Sullivan was speaking to the Senate Foreign Relations Committee, which is vetting his nomination as the next U.S. ambassador to Russia. His appearance has offered Senate Democrats a rare chance to quiz a top Trump administration official on issues related to the House-led impeachment inquiry into Trump — and they are taking full advantage of the opportunity.

Sullivan was grilled in particular by New Jersey Senator Robert Menendez, the committee’s ranking Democrat, on impeachment-related topics, including the propriety of what Trump is accused of doing: pressuring Ukraine’s government to investigate a political rival, former vice president Joe Biden.

“Soliciting investigations into a domestic political opponent—I don’t think that would be in accord with our values,” Sullivan said.

The diplomat acknowledged that he was the one who informed Foreign Service veteran Marie Yovanovitch that she was being pulled out early from her post as the U.S. ambassador to Ukraine. But he said that despite trying to find out why, he was never given any reason other than Trump had lost confidence in her.

Yovanovitch was the victim of a drumbeat of allegations led by allies of Trump, according to documents turned over to Congress by the State Department inspector general. Sullivan said he was aware of the smear campaign and believed that Rudy Giuliani, Trump’s personal lawyer, was involved.

He also said he was looped in when the State Department was given a packet of material that appeared to be aimed at denigrating Yovanovitch. “It didn’t provide to me a basis for taking action against our ambassador,” said Sullivan of the packet, which Giuliani is suspected of helping put together.

Sullivan said Secretary of State Mike Pompeo had tried to find out exactly why Trump was unhappy with Yovanovitch, but that after several months, the reason — which Sullivan said he was never told — became irrelevant because it was clear the president wanted her out.
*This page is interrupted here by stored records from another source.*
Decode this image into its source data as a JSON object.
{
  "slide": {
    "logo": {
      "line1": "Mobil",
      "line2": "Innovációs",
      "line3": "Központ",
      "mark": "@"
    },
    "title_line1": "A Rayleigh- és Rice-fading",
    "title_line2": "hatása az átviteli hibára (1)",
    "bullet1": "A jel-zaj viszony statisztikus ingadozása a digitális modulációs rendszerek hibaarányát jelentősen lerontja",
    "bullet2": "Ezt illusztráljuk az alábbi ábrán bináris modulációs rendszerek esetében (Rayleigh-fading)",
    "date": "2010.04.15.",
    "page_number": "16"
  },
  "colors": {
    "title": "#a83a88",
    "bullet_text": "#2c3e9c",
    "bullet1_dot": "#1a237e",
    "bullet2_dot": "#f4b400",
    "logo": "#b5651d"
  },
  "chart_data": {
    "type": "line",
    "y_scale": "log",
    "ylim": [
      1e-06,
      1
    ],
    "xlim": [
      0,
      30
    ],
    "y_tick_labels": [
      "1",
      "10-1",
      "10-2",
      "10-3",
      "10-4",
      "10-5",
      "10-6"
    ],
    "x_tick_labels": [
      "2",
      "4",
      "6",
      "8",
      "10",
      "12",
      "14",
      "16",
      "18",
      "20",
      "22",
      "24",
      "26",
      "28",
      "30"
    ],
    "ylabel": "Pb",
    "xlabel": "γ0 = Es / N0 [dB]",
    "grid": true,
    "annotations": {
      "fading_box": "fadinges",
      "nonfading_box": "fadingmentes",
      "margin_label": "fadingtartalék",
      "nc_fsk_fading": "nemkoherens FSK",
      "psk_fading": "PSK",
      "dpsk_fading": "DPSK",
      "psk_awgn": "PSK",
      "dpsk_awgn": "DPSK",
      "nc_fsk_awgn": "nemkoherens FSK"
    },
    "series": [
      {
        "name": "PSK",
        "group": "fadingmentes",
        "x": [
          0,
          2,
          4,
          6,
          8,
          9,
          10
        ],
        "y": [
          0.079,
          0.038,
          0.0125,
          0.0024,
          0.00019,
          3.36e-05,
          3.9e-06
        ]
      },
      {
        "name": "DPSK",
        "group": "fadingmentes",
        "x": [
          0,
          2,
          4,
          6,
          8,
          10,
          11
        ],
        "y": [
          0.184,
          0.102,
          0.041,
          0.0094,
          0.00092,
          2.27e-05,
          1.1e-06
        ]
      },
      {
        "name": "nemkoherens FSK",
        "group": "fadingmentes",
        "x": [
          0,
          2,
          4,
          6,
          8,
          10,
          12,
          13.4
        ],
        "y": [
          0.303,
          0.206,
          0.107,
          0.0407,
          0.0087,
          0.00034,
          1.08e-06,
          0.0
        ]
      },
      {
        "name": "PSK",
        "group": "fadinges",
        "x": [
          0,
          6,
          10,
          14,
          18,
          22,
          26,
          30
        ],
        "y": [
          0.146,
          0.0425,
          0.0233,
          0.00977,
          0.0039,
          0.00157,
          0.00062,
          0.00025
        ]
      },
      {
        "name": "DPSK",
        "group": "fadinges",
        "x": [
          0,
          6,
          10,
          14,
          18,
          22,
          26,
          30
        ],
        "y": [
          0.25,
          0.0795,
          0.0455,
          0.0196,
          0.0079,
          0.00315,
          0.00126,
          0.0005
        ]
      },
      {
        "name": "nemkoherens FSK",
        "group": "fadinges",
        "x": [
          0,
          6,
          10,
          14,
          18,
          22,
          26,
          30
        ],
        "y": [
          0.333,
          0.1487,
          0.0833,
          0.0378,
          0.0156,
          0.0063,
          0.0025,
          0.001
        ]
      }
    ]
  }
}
Sullivan said he thought Yovanovitch was an excellent diplomat. She testified before House impeachment investigators earlier this month, sharing that he’d told her she’d “done nothing wrong,” but was being pulled out early anyway, just weeks after being asked to extend her stay.

Sullivan said he was not aware of all of the machinations involving Ukraine policy, but made clear that he did know Giuliani was playing an outside role in shaping it. His focus, though, was largely limited to Giuliani’s attacks on Yovanovitch, Sullivan said.

Sullivan is a relatively well-regarded figure on Capitol Hill, and his nomination to serve as the U.S. envoy in Moscow is expected to make it through the Senate. One of the people who introduced him on Wednesday was Democratic Senator Ben Cardin of Maryland, a member of the committee.